President Clinton invited the luckiest turkey in America to the White House on Wednesday for a pardon that spared it from becoming someone’s Thanksgiving meal.

Clinton granted the 75-pound white turkey a reprieve in a Rose Garden ceremony just minutes after he carved and served a cooked bird for about 50 residents of a local homeless shelter.

At both events, Clinton urged Americans to remember the one million families left homeless by the war in Bosnia, and to hope that the new peace agreement reached on Tuesday will hold.

“On this Thanksgiving, I hope God will bless the peace and bring those folks home again,” Clinton said.

The pardoned turkey, bred and raised in California, tilted its blue-feathered head and clucked contentedly for the president.

“I see one person thoroughly agrees with my decision here,” Clinton said. “If you look at his very patriotic red, white and blue face and feathers, this seems like the American thing to do on Thanksgiving.”

The audience for the Rose Garden ceremony - children from boys and girls clubs in Pennsylvania, New Jersey, Maryland and Washington - laughed as the bird clucked in response to Clinton’s remarks.

Clinton stroked the outspoken and unnamed turkey before sending him to live at Kidwell Farms, a petting zoo in Fairfax, Va.

The turkey pardon has been an annual tradition at the White House since President Truman issued the first in 1947.

The first Thanksgiving proclamation, Clinton noted, was issued by President Abraham Lincoln during the Civil War, “when our people were overwhelmingly preoccupied” with the nation’s fate.

“Nevertheless, Mr. Lincoln reminded us that we had things to be thankful for,” Clinton said. “So on this Thanksgiving, we should be thankful for our blessings, and we should redouble our resolve to do everything we can to make America a place of honor and decency.”

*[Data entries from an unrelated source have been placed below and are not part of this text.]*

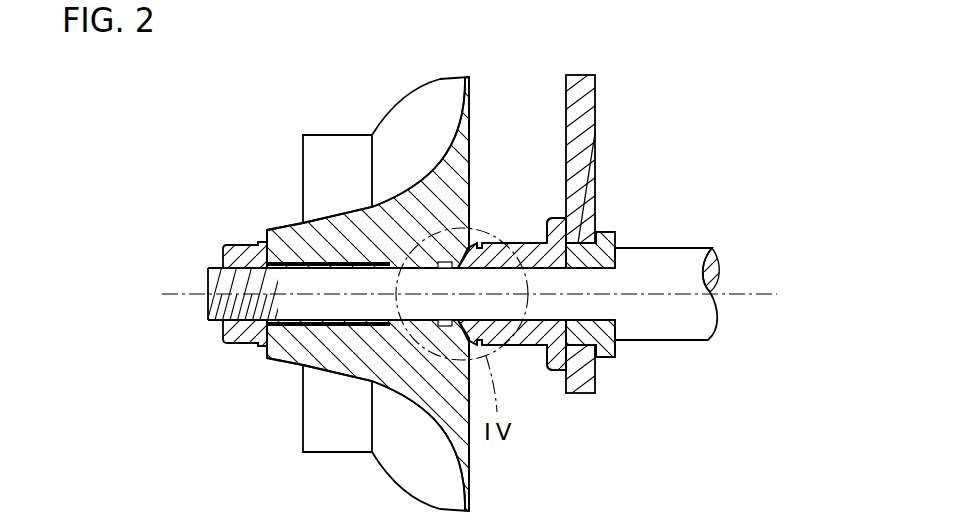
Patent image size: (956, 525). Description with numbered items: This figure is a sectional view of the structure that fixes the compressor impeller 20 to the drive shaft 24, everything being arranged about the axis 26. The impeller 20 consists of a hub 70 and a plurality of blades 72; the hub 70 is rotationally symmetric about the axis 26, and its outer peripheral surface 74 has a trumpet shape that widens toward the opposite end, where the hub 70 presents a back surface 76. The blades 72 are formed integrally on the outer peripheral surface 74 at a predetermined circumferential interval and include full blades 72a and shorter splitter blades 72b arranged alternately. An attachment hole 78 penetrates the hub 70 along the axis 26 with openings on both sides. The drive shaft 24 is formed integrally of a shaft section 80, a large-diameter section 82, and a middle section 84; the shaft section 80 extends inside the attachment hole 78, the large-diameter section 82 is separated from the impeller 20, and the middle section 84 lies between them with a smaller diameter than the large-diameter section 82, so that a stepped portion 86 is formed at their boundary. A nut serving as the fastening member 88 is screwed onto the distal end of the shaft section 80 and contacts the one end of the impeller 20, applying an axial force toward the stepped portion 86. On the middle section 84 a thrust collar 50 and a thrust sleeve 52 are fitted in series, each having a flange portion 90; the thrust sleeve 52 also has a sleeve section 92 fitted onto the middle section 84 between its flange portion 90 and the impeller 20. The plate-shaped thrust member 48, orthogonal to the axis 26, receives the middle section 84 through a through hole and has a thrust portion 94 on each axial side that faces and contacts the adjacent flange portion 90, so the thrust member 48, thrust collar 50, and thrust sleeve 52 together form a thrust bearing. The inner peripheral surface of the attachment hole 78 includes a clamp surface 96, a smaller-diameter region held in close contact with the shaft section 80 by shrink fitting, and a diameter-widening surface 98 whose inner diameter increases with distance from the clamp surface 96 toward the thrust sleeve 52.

The impeller 20 is at (300, 132).
The drive shaft 24 is at (693, 246).
The axis 26 is at (730, 293).
The thrust member 48 is at (597, 108).
The thrust collar 50 is at (616, 240).
The thrust sleeve 52 is at (527, 243).
The hub 70 is at (296, 222).
The blades 72 is at (380, 280).
The full blades 72a is at (345, 143).
The splitter blades 72b is at (413, 110).
The outer peripheral surface 74 is at (352, 213).
The back surface 76 is at (470, 147).
The attachment hole 78 is at (345, 327).
The shaft section 80 is at (303, 268).
The large-diameter section 82 is at (658, 247).
The middle section 84 is at (514, 322).
The stepped portion 86 is at (614, 355).
The fastening member 88 is at (223, 244).
The flange portion 90 is at (553, 218).
The sleeve section 92 is at (482, 243).
The thrust portion 94 is at (563, 353).
The clamp surface 96 is at (414, 320).
The diameter-widening surface 98 is at (470, 250).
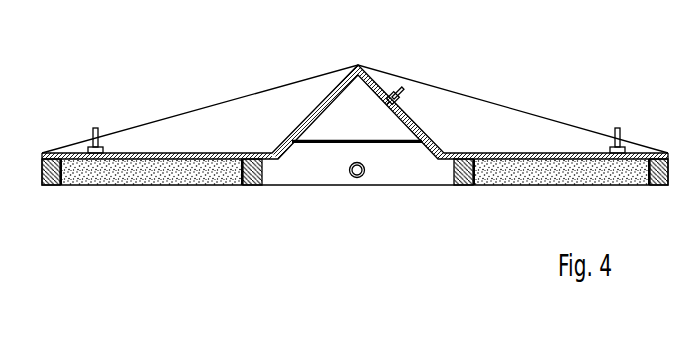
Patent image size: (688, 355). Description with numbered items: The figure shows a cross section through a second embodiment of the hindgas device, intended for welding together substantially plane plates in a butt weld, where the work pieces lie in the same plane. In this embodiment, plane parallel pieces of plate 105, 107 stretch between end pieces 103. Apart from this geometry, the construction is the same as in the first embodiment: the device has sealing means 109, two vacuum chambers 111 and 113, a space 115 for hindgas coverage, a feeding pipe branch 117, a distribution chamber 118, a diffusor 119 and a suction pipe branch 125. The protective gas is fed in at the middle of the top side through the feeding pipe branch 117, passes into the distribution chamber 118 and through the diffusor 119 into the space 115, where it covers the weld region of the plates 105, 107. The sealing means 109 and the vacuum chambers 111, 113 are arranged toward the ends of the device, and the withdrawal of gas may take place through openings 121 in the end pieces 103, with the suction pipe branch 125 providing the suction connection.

The end piece 103 is at (148, 138).
The plate 105 is at (320, 103).
The plate 107 is at (197, 152).
The sealing means 109 is at (253, 186).
The vacuum chamber 111 is at (523, 194).
The vacuum chamber 113 is at (152, 194).
The space for hindgas coverage 115 is at (417, 171).
The feeding pipe branch 117 is at (402, 90).
The distribution chamber 118 is at (313, 132).
The diffusor 119 is at (337, 144).
The opening 121 is at (355, 178).
The suction pipe branch 125 is at (95, 127).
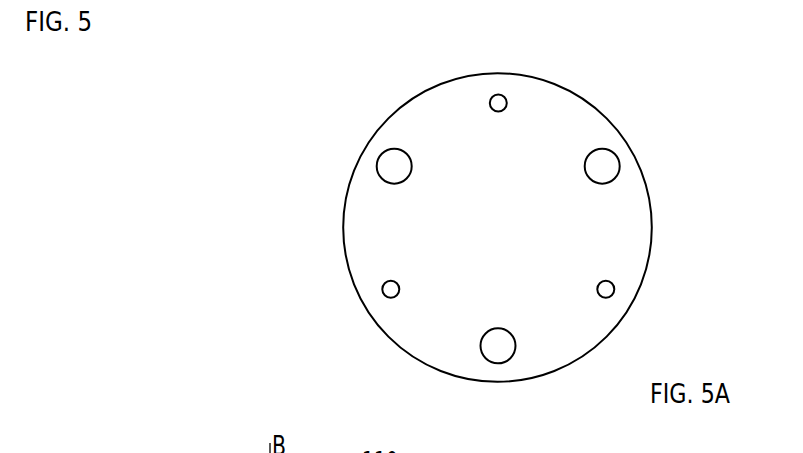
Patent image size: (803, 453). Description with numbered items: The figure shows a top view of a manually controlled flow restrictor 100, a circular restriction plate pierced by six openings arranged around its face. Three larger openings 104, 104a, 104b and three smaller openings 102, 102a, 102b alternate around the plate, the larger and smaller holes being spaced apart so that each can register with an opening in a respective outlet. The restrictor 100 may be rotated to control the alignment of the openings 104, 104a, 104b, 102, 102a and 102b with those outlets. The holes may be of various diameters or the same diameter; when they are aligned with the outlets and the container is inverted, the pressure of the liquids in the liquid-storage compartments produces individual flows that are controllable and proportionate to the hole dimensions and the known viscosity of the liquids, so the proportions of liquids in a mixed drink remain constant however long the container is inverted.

The manually controlled flow restrictor 100 is at (275, 231).
The opening 102 is at (672, 309).
The opening 102a is at (313, 329).
The opening 102b is at (544, 64).
The opening 104 is at (327, 131).
The opening 104a is at (541, 388).
The opening 104b is at (670, 131).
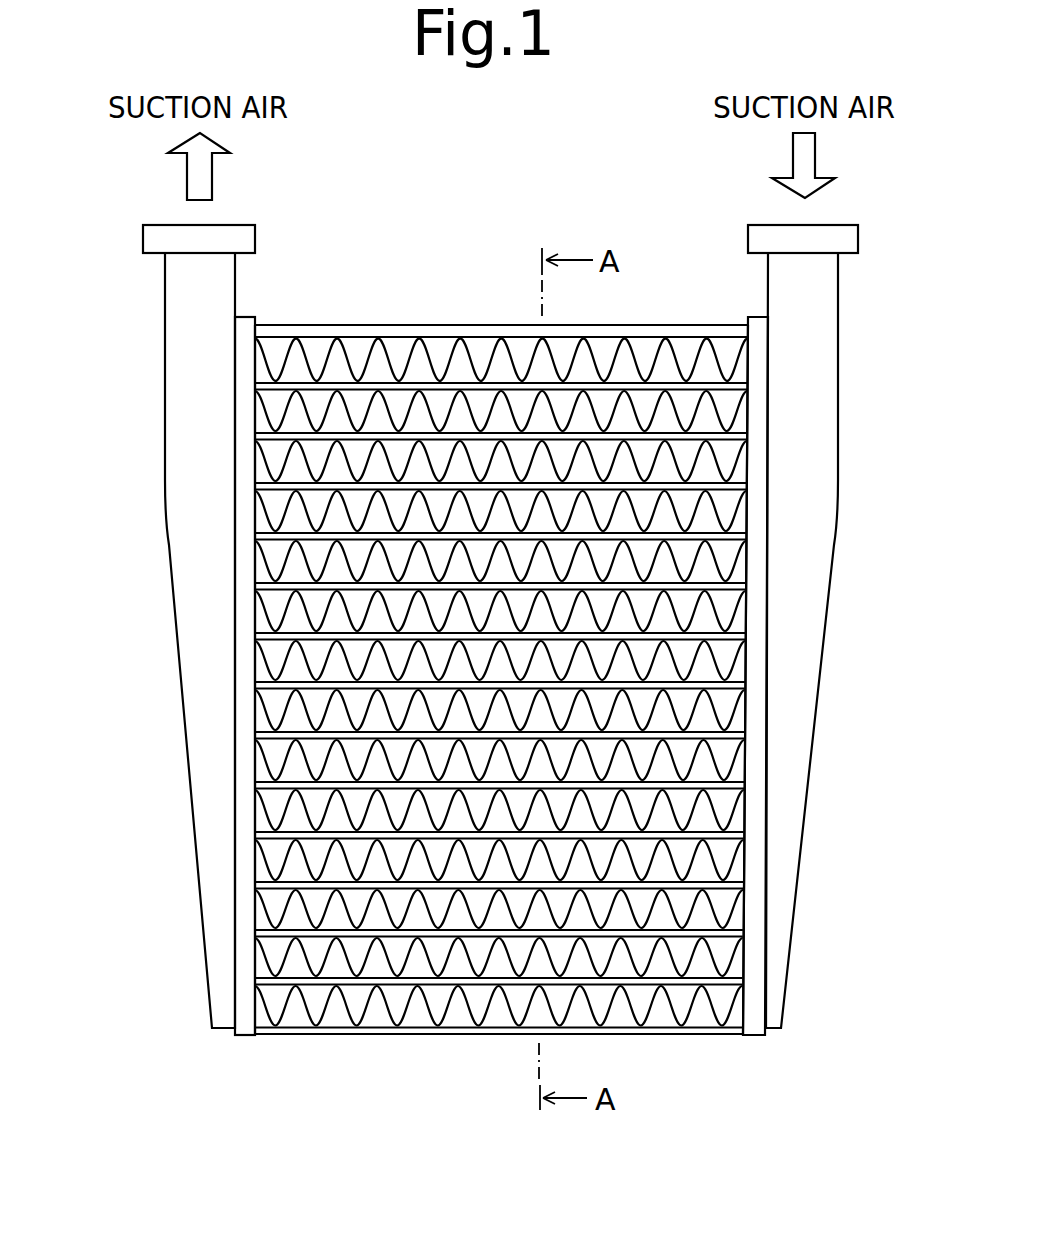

Earlier Wednesday, Clinton and first lady Hillary Rodham Clinton served turkey, ham, salad, mashed potatoes and stuffing to about 50 people at the Blair Shelter in northeast Washington.

For more than a half-hour, residents sipped iced tea at long dining tables, awaiting Clinton.

Clinton, wearing a red-and-gray plaid shirt and a white apron, told the group he remains committed to ending homelessness in America.

“I’m just tired of seeing people in the street,” he said. “I hope on this Thanksgiving we can help more of our own people find homes.”